Was in den überfüllten Werbeblöcken fast vollständig fehlt, sind Werbespots, die den Verbraucher berühren, statt ihm nur mit Weihnachtsmännern und Rabatt-Geschrei auf die Nerven zu gehen. Spots, die uns die Sorge um das richtige Schenken abnehmen. Wie angenehm fällt da der Werbespot des Otto-Versands auf, der uns wie bei einem Schaufensterbummel in feinstem Storytelling durch sein Sortiment führt.

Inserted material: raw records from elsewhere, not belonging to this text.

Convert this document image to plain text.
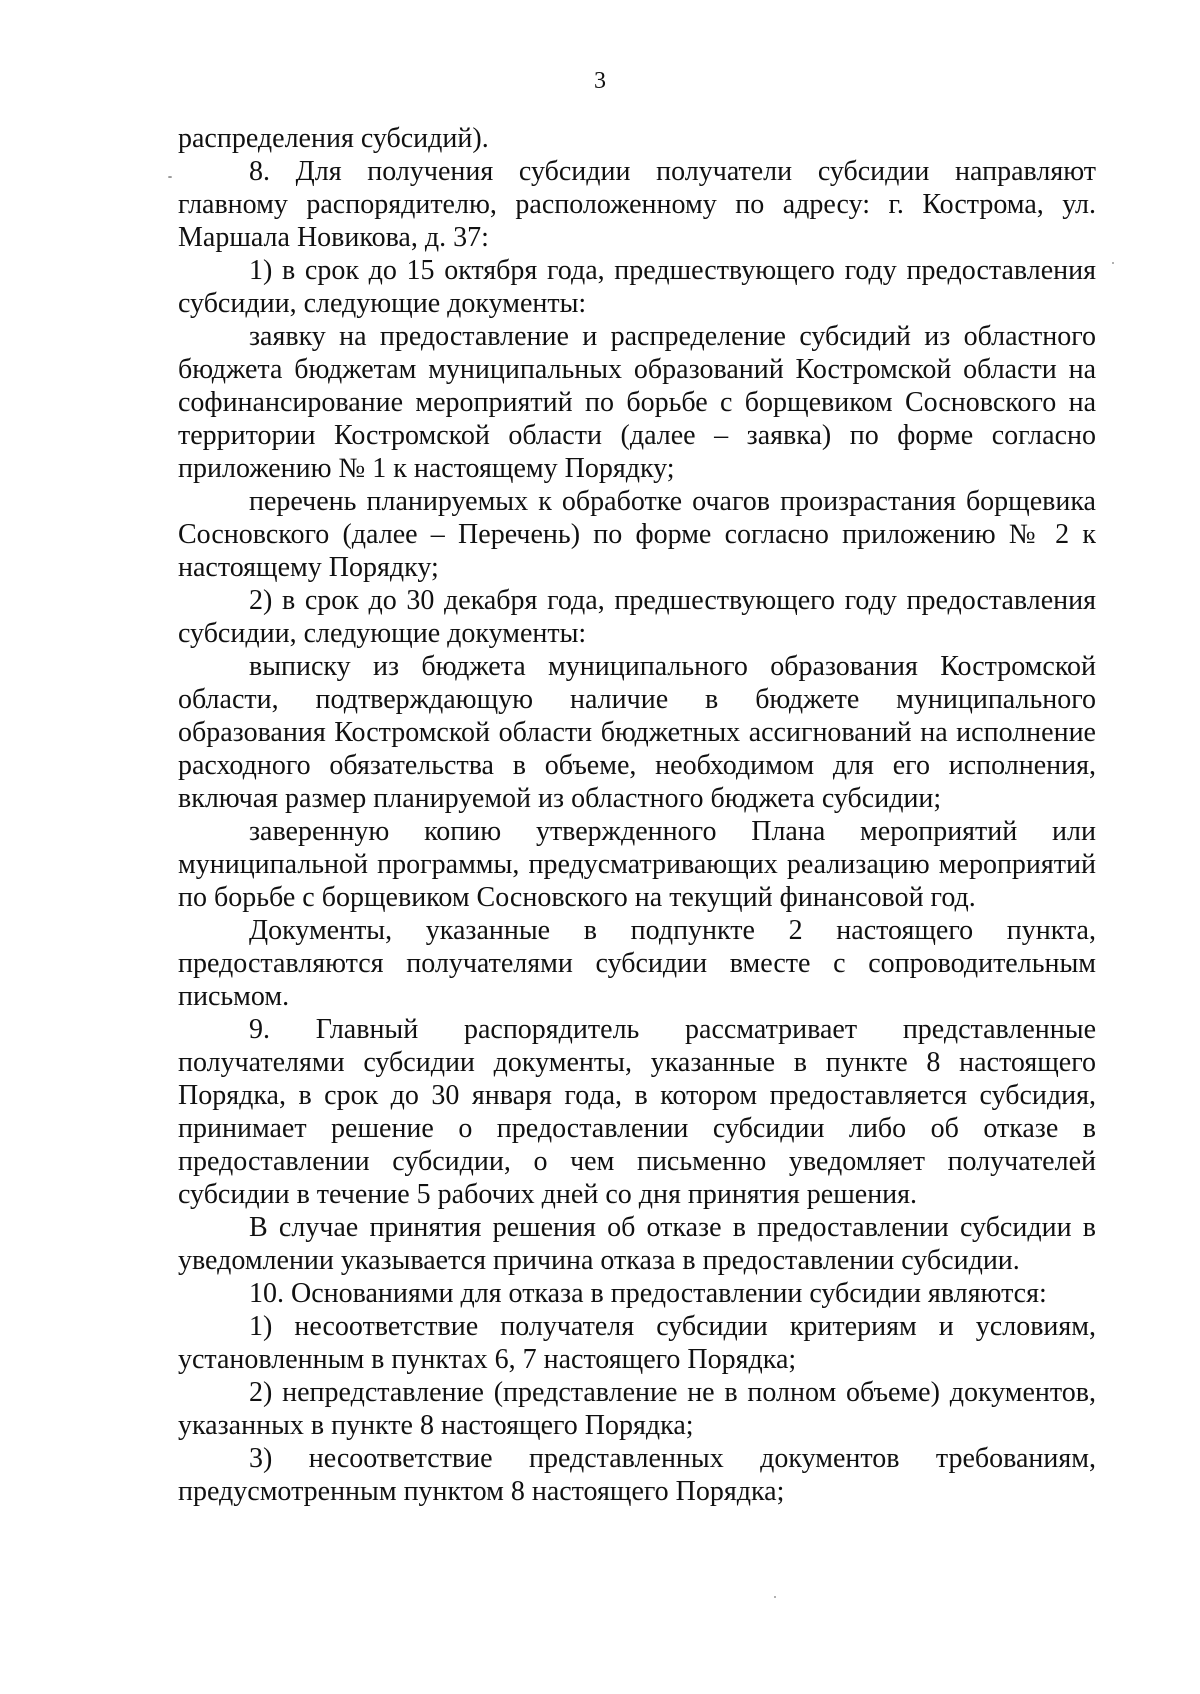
3

распределения субсидий).

8. Для получения субсидии получатели субсидии направляют главному распорядителю, расположенному по адресу: г. Кострома, ул. Маршала Новикова, д. 37:

1) в срок до 15 октября года, предшествующего году предоставления субсидии, следующие документы:

заявку на предоставление и распределение субсидий из областного бюджета бюджетам муниципальных образований Костромской области на софинансирование мероприятий по борьбе с борщевиком Сосновского на территории Костромской области (далее – заявка) по форме согласно приложению № 1 к настоящему Порядку;

перечень планируемых к обработке очагов произрастания борщевика Сосновского (далее – Перечень) по форме согласно приложению № 2 к настоящему Порядку;

2) в срок до 30 декабря года, предшествующего году предоставления субсидии, следующие документы:

выписку из бюджета муниципального образования Костромской области, подтверждающую наличие в бюджете муниципального образования Костромской области бюджетных ассигнований на исполнение расходного обязательства в объеме, необходимом для его исполнения, включая размер планируемой из областного бюджета субсидии;

заверенную копию утвержденного Плана мероприятий или муниципальной программы, предусматривающих реализацию мероприятий по борьбе с борщевиком Сосновского на текущий финансовой год.

Документы, указанные в подпункте 2 настоящего пункта, предоставляются получателями субсидии вместе с сопроводительным письмом.

9. Главный распорядитель рассматривает представленные получателями субсидии документы, указанные в пункте 8 настоящего Порядка, в срок до 30 января года, в котором предоставляется субсидия, принимает решение о предоставлении субсидии либо об отказе в предоставлении субсидии, о чем письменно уведомляет получателей субсидии в течение 5 рабочих дней со дня принятия решения.

В случае принятия решения об отказе в предоставлении субсидии в уведомлении указывается причина отказа в предоставлении субсидии.

10. Основаниями для отказа в предоставлении субсидии являются:

1) несоответствие получателя субсидии критериям и условиям, установленным в пунктах 6, 7 настоящего Порядка;

2) непредставление (представление не в полном объеме) документов, указанных в пункте 8 настоящего Порядка;

3) несоответствие представленных документов требованиям, предусмотренным пунктом 8 настоящего Порядка;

Die vorweihnachtliche Mediamarktisierung der Werbung ist der falsche Weg, um die Wirkung der Kampagnen zu steigern. Sie erreicht das genaue Gegenteil. Man muss den Sinn des weihnachtlichen Werberummels bezweifeln. „Hauptsache dabei sein, nichts verpassen und hoffen, dass man ein paar neue Kunden gewinnt“, analysiert Olaf Kolbrück das Geschehen. Er empfiehlt, Weihnachten zu vergessen und die Energie lieber in die anderen zehn Monate zu stecken. Mit Recht.

Das zu tun, was alle anderen tun, ist bekanntlich keine Strategie. Eine Strategie, lieber MediaMarkt, Audi, Nutella, Somat, Bärenmarke, Curry King & Co., ist das zu tun, was die Marke voranbringt. Weihnachten, alle Jahre wieder, ist es nicht.